C’était une manière de condotta, dirigée tout de suite contre César, plus tard contre inconnu. Or, Jules II, qui conservait des vues sur les Romagnes, méditait déjà de « rogner les griffes du Lion de Saint-Marc. » Il ne voyait pas d’un très bon œil que le frère de sa belle-sœur eût des obligations envers Venise. Les ducs d’Urbino étant des vassaux nominaux du Saint-Siège, il s’efforça de lui faire comprendre que son premier devoir était de défendre les intérêts de l’Église. Guido, assez embarrassé vis-à-vis de la République, s’en tirait par de belles phrases ; sa femme, qui était restée à Venise, s’en allait faire des complimens au Doge et à la Seigneurie, et le Pape, qui bénissait toutes les fleurs et les politesses de l’alliance, pourvu qu’il en conservât les fruits, gardait Guido sous sa main.

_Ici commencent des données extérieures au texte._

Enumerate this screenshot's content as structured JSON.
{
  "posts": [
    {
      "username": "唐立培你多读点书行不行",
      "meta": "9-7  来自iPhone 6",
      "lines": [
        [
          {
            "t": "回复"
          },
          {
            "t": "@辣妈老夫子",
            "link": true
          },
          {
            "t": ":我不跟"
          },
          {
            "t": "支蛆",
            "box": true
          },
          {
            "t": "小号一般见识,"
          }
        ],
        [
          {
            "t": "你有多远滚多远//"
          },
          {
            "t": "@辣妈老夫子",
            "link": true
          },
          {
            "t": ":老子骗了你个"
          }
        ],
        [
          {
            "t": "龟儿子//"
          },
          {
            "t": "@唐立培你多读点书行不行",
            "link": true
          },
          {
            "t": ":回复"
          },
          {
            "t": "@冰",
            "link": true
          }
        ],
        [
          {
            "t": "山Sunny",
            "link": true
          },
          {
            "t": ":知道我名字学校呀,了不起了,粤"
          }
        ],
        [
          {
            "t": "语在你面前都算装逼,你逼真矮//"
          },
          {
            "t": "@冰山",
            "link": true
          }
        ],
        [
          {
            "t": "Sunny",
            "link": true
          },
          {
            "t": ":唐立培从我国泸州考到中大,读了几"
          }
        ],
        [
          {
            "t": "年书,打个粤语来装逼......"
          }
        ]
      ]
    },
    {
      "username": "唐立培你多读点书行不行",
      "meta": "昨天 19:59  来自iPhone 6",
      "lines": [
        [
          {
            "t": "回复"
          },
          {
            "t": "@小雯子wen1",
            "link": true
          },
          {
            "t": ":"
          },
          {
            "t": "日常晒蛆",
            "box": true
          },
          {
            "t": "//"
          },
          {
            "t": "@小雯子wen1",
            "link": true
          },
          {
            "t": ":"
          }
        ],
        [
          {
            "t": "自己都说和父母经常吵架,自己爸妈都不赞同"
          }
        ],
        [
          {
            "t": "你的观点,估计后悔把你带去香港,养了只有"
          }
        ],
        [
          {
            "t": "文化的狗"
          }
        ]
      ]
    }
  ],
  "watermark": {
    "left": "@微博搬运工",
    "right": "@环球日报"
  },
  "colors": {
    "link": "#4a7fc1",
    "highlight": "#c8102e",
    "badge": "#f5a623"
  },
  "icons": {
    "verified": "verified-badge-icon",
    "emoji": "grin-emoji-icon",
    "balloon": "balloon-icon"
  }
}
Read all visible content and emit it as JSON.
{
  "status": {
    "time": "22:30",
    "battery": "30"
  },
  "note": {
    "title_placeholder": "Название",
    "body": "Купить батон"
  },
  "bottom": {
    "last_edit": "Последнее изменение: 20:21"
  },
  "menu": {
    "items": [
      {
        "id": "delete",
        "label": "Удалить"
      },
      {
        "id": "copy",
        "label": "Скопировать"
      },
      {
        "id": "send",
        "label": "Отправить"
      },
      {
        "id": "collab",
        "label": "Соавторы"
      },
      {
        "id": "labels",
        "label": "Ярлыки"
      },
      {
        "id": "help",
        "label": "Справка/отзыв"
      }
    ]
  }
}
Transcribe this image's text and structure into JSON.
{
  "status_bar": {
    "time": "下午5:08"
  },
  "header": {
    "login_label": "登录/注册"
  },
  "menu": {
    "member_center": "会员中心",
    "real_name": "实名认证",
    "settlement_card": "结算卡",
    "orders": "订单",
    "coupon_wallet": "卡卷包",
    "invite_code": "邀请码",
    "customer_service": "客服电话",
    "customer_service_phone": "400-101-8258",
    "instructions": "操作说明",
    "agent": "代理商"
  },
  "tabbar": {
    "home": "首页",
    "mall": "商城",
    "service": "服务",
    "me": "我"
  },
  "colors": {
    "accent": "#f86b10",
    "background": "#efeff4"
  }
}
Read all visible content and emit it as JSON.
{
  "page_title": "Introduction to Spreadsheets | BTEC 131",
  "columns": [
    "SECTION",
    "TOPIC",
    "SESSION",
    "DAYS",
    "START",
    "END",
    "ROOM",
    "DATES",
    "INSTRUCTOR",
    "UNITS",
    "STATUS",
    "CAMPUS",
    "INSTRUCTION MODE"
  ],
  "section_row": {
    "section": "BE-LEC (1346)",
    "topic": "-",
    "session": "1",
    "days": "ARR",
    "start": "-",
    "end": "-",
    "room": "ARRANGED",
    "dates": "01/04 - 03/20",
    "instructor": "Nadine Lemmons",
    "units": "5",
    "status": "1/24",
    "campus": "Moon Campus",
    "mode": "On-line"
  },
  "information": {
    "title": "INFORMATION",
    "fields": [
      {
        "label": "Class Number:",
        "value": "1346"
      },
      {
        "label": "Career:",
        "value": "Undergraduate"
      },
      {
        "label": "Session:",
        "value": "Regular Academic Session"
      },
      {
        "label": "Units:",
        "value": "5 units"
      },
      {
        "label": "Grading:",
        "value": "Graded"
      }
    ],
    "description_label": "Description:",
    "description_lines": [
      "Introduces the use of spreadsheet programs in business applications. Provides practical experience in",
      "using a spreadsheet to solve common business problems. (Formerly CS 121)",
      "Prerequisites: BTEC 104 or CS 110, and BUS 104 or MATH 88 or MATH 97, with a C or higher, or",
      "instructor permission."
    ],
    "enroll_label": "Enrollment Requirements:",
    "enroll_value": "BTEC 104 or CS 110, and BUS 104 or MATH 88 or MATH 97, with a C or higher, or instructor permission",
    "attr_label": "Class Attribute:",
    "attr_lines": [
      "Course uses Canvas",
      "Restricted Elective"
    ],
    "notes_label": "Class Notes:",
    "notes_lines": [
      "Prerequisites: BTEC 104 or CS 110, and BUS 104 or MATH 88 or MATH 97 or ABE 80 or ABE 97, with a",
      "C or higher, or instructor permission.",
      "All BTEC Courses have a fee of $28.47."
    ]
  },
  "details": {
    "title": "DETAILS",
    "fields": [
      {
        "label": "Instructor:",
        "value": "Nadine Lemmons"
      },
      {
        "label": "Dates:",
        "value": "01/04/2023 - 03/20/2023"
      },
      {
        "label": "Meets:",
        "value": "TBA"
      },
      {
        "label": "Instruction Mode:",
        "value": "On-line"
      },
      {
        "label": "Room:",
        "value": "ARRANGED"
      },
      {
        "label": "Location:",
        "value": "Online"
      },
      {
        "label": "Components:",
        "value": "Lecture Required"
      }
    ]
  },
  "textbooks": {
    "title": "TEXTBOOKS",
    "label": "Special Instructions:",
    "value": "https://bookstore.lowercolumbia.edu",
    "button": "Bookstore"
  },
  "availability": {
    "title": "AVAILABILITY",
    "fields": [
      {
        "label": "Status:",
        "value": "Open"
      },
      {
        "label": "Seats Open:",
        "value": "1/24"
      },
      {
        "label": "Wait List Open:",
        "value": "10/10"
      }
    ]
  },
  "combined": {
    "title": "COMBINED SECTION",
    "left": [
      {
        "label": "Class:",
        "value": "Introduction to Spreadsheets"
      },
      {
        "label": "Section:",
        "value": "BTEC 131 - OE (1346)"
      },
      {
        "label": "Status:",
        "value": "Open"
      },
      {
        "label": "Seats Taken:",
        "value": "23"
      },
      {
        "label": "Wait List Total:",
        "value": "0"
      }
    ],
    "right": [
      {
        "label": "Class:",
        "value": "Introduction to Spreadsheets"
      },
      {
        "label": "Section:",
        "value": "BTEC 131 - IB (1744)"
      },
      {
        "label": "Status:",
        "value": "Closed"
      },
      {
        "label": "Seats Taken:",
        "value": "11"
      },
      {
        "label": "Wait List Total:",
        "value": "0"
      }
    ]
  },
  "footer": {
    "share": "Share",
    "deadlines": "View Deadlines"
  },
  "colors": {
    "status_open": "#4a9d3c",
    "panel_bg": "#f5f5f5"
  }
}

Tandis qu’il faisait ainsi sa cour au nouveau Pontife, ses amis lui apportèrent une étrange nouvelle. César Borgia, qu’on avait interné au Vatican, dans l’appartement du cardinal d’Amboise, lui demandait une audience. L’idée de voir cette pieuvre sanglante lui faisait horreur : il refusa. L’autre n’avait pas de vergogne, il réitéra sa demande sous forme de supplication. Guido refusa encore. Il croyait en être, débarrassé : point. Un jour qu’il se trouvait dans l’antecamera du Pape, sur une litière, souffrant d’un accès de goutte, un spectacle inouï s’offrit à lui. César, lui-même, était là, dans la même pièce, entré on ne sait par où, César Borgia de France, duc de Romagne et de Valentinois, prince d’Adria, de Piombino et de vingt autres lieux, la barrette à la main, à genoux, en suppliant. « Quand j’aurais de l’eau jusqu’à la gorge, avait-il dit autrefois, je n’implorerais pas l’amitié de ceux qui ne sont pas mes alliés aujourd’hui. » Mais ce n’était qu’une gasconnade… Et ce fantôme se levait, s’approchait, lui faisait un second salut jusqu’à terre où il demeurait prostré.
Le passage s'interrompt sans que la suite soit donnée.